Sean B Carroll describes the careers of biologists following in Darwin's footsteps; these careers were not games but adventures, defined by both spirit and deed. Carroll picked this phrase, adventure being defined by both spirit and deed, from CW Ceram, who wrote about "archaeology as a wonderful combination of high adventure, romance, history and scholarship".
This spirit of adventure - with its acknowledgment that every career is a journey into the vast unknown, where the familiar rules no longer apply, where one will make fast friends and combat appalling evil, where there is the possiblity of both spectacular success and awful tragedy, a journey which is essentially a journey of the spirit in which the greatest challenge is to find truth and integrity - this spirit of adventure is sadly missing in corporate life.
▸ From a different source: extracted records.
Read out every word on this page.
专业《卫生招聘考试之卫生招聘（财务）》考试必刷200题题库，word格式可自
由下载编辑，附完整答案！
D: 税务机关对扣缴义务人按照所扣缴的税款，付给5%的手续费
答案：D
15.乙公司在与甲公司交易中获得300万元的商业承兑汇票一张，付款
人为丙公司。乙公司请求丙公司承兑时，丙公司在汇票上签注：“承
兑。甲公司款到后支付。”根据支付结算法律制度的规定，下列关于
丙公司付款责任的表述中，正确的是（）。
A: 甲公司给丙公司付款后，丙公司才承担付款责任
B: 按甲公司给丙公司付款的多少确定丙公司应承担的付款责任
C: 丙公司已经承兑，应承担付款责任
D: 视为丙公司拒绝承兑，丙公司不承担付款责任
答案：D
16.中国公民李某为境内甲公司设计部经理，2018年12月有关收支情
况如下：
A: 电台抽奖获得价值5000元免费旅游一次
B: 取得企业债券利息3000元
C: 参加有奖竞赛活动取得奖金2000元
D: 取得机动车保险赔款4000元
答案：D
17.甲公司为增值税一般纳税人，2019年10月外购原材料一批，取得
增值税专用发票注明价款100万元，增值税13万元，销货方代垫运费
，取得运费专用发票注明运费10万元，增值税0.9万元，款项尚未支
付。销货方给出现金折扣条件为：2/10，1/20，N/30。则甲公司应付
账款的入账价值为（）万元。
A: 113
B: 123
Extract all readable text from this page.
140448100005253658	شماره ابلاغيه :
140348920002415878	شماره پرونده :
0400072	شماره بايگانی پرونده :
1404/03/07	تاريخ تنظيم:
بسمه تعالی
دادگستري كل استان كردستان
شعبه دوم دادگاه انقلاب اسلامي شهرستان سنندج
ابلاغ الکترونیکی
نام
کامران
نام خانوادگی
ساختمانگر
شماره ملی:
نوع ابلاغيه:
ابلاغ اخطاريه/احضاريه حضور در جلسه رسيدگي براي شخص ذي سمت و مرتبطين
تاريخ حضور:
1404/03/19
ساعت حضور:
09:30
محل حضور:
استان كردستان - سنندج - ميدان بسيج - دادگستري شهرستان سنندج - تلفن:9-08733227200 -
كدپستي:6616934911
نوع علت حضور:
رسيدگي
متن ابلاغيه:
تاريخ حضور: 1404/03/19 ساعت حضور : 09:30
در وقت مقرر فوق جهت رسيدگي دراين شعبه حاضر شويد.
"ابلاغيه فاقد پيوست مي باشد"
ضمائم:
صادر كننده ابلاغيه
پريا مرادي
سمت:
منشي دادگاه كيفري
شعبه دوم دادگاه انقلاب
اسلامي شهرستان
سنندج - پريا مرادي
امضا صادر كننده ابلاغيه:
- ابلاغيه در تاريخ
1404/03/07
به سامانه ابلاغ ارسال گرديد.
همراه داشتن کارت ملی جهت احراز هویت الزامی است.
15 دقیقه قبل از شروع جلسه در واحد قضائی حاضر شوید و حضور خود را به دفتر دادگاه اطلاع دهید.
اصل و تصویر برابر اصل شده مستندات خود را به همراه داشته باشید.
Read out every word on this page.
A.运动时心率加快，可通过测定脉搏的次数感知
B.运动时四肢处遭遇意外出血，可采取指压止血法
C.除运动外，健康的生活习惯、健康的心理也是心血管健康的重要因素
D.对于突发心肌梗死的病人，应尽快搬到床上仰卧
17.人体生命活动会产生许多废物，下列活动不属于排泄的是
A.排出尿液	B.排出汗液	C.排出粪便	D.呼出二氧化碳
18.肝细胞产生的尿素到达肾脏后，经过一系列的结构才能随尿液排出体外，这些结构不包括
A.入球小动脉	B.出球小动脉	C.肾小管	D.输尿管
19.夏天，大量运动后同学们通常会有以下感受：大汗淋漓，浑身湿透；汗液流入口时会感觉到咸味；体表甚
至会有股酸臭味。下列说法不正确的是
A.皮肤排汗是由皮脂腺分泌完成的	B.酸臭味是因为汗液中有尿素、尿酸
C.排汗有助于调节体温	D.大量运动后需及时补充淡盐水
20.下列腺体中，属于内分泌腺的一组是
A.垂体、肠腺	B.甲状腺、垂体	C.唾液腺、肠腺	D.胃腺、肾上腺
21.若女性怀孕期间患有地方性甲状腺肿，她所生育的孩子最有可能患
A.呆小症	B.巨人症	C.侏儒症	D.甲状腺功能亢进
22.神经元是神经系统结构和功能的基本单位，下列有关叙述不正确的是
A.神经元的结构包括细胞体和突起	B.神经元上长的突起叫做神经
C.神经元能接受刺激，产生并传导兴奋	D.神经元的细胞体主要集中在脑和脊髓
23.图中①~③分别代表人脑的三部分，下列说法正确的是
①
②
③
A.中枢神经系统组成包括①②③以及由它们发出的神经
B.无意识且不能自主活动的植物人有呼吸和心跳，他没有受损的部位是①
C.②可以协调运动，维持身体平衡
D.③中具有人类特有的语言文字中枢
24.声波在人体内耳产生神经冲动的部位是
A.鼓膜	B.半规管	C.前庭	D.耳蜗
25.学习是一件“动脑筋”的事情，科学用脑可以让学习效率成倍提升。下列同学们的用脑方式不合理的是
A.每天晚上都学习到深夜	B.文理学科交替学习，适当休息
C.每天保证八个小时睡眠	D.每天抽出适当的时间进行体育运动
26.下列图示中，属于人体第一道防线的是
Can this spirit be introduced? Individually, yes. A lot of this spirit probably does exist, in private. But institutionally? Maybe...though I'm not about to ask the HR staff to inject the spirit of adventure into my workplace.
Saturday 24 January 2009
"So, what do you do?"
In New Zealand, when this question is asked, it means "do you sail or do you hike?". Not "are you a lawyer or a banker?". Some good Kiwi perspective for these troubled times.
Is this true? Heard it from a colleague of mine, a big outdoors enthusiast, who spent a year in Kiwi-land on a working holiday. Context matters; a management consultant who flies in from Hong Kong would have probably met more people who describe themselves as Business Systems Analysts rather than as (amateur) Yngling Class yatchsmen. But the question is still meaningful: when asked in a neutral context, which identity do people assume? I suspect, and hope, that the story I heard is still true when "So, what do you do?" is asked in a neutral context. Kiwi readers...any comments?
My own culture, the culture of urban middle-class India, mostly devout Hindus and a smattering of Sunnis and Catholics, who live by an impeccably Protestant work ethic, is very different. Back home, you are who you are at work. This is great when one is gunning for 10% GDP growth, but might make India's collective psyche a little less resilient to the business cycle.
This assumption is expressed in sometimes quaint ways: in a typical South Indian wedding invitation, the bridegroom's name is suffixed by his educational qualifications, the name of his employer and his rank/ designation. Or think back to Sen-saab, IAS, from English August; his identity cannot be decoupled from the fact that he is an Indian Administrative Service officer.
This assumption about the source of identity defines an interesting cultural axis.
My Chinese friends tell me that China is pretty close to my slice of India. My reading of Memoirs of a Geisha suggests that Japan, if anything, is further out on the same axis. The USA is, in my personal experience, only a little bit more laid back than India.
England, surprisingly, is a lot closer to New Zealand than the USA. A typical conversation after a game of squash might go:
Prithvi: "So, where do you work?"
English squash player: "About eight miles off the M1".
The same conversation in sub-text should read:
Prithvi: "How do you make a living?". Since I am well brought up and cosmopolitan I don't follow that question up with "So, what is your salary?", which would be quite acceptable at home
English squash player: "How I make a living is strictly my business, but I'm too polite to tell you to butt out, so I'll say something neutral"
I guess England is in Europe after all.